In an effort to stop the unconscionable termination of water service to tens of thousands of Detroit’s poorest residents, the ACLU of Michigan has had the honor of working with a team of distinguished lawyers led by heroic civil rights attorney Alice Jennings. The legal team’s litigation, brought on behalf of a class of water customers who seek an injunction of shut-offs and a plan for water affordability was dealt a tremendous blow recently when the Sixth Circuit Court of Appeals affirmed decisions by the Bankruptcy Court and the District Court to dismiss the lawsuit.
In its ruling, the Sixth Circuit said it had previously rejected the suggestion that people are entitled to water as a right. “We reject it again today: ‘there is no fundamental right to water service.’”
The ruling—which comes as we prepare for a holiday season wherein the U.S. celebrates a legend about European settlers making common cause with America’s indigenous people—leaves a particularly bitter sting when note is taken of the attitude of First Nations peoples toward land and water.
Massasoit, a legendary Wampanoag leader, for example, is credited with this observation:
“What is this you call property? It cannot be the earth, for the land is our mother, nourishing all her children, beasts, birds, fish and all men.
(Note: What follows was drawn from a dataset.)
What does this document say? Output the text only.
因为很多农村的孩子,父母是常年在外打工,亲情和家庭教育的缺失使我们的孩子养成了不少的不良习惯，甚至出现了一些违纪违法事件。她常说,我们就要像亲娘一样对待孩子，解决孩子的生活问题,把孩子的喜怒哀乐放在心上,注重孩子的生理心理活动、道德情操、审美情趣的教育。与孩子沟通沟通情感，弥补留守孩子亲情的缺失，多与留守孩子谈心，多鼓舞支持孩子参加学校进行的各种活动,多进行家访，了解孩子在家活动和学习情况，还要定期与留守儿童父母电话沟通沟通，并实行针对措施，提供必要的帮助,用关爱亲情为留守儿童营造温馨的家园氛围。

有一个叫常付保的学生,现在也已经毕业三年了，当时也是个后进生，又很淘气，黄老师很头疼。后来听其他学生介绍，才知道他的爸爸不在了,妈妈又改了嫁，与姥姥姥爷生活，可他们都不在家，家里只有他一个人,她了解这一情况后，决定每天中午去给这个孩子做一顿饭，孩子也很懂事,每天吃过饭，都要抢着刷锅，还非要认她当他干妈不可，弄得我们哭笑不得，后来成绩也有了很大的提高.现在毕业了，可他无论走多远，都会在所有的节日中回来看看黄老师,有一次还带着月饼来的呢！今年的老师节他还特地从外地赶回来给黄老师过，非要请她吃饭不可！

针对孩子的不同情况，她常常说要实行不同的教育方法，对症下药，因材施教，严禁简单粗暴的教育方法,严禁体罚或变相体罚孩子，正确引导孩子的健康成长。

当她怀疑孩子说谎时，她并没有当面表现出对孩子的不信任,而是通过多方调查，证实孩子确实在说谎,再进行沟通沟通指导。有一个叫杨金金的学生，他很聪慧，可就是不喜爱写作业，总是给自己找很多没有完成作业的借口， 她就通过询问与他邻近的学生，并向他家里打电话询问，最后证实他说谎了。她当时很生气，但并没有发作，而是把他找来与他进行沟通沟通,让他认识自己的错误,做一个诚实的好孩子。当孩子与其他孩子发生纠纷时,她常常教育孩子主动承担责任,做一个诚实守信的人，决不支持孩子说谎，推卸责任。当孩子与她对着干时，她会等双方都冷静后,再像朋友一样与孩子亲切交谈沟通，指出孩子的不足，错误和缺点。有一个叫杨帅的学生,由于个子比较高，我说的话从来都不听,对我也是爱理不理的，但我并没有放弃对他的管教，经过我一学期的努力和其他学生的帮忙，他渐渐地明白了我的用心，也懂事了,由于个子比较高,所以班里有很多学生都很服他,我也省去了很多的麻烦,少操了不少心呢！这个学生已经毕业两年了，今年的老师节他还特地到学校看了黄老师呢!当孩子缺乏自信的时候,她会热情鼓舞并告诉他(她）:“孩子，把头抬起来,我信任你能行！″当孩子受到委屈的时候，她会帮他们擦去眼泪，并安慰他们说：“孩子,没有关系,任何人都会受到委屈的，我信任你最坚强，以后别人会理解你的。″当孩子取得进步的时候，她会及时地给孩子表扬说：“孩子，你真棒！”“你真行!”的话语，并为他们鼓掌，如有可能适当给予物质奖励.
The woods, the streams, everything on it belongs to everybody and is for the use of all. How can one man say it belongs only to him?”
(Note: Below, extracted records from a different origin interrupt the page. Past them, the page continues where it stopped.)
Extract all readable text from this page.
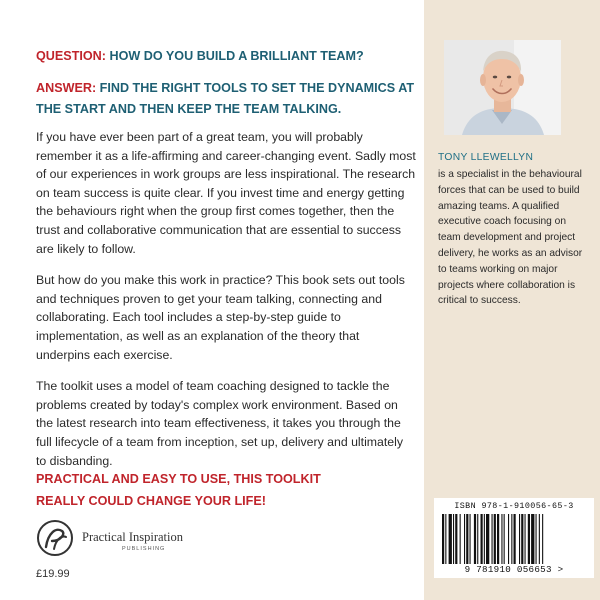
QUESTION: HOW DO YOU BUILD A BRILLIANT TEAM?

ANSWER: FIND THE RIGHT TOOLS TO SET THE DYNAMICS AT

THE START AND THEN KEEP THE TEAM TALKING.

If you have ever been part of a great team, you will probably remember it as a life-affirming and career-changing event. Sadly most of our experiences in work groups are less inspirational. The research on team success is quite clear. If you invest time and energy getting the behaviours right when the group first comes together, then the trust and collaborative communication that are essential to success are likely to follow.

But how do you make this work in practice? This book sets out tools and techniques proven to get your team talking, connecting and collaborating. Each tool includes a step-by-step guide to implementation, as well as an explanation of the theory that underpins each exercise.

The toolkit uses a model of team coaching designed to tackle the problems created by today's complex work environment. Based on the latest research into team effectiveness, it takes you through the full lifecycle of a team from inception, set up, delivery and ultimately to disbanding.

PRACTICAL AND EASY TO USE, THIS TOOLKIT

REALLY COULD CHANGE YOUR LIFE!

Practical Inspiration
PUBLISHING
£19.99
TONY LLEWELLYN
is a specialist in the behavioural forces that can be used to build amazing teams. A qualified executive coach focusing on team development and project delivery, he works as an advisor to teams working on major projects where collaboration is critical to success.
ISBN 978-1-910056-65-3
9 781910 056653 >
If settlers and indigenous peoples saw eye-to-eye during the supposed first Thanksgiving, the settlers’ descendants didn’t get the memo—because the First Nations were victims of many massacres, broken treaties, mass relocation, disease pandemics, environmental destruction, territorial theft, confinement to reservations, and much more.
Even today, First Nations peoples and their allies have been forced to put their bodies on the line to protest the Dakota pipeline, and the Sixth Circuit Court of Appeals has failed to honor a fundamental tenet that water belongs to us all. Meanwhile, here in Michigan, the ACLU continues to fight discrimination against indigenous people, challenging practices such as the dehumanizing tradition of using First Nations peoples as sports team mascots.
The deviation from an honorable relationship between settlers and indigenous peoples is not surprising if it is understood that the supposed intercommunal first Thanksgiving may never have happened – at least not in the way children’s history books describe it. There is sharp disagreement among historians about the first Thanksgiving, but one credible account describes how Puritan colonists who detested the Pequot people staged a pre-dawn raid on one of their villages and massacred more than 700 men, women and children. A 1637 proclamation by Massachusetts Bay Governor John Winthrop that thanked God for the massacre was followed by days of thanksgiving.
America has never been what it could have been if Europeans who came to its shores had conformed to the values and perspectives of the people who were already here rather than embarking on an unending campaign of conquest, genocide and cultural chauvinism. Instead of a nation where we live in peace and honor, share and protect the earth, we have a country where land and resources are hoarded and wasted and people are not allowed to move freely throughout a continent their ancestors have occupied for much longer than the settler government that excludes them.
Those who want to “build a wall” because of fears that “criminals” will cross the borders should pause on Thanksgiving and consider that America’s original inhabitants would have fared better if, after hearing the news coming out of the Bahamas in 1492, they had erected a barrier of their own. They chose instead to welcome settlers, and we who are not indigenous to this continent would do well to, at long last, conform our values and perspectives to those who have been here the longest.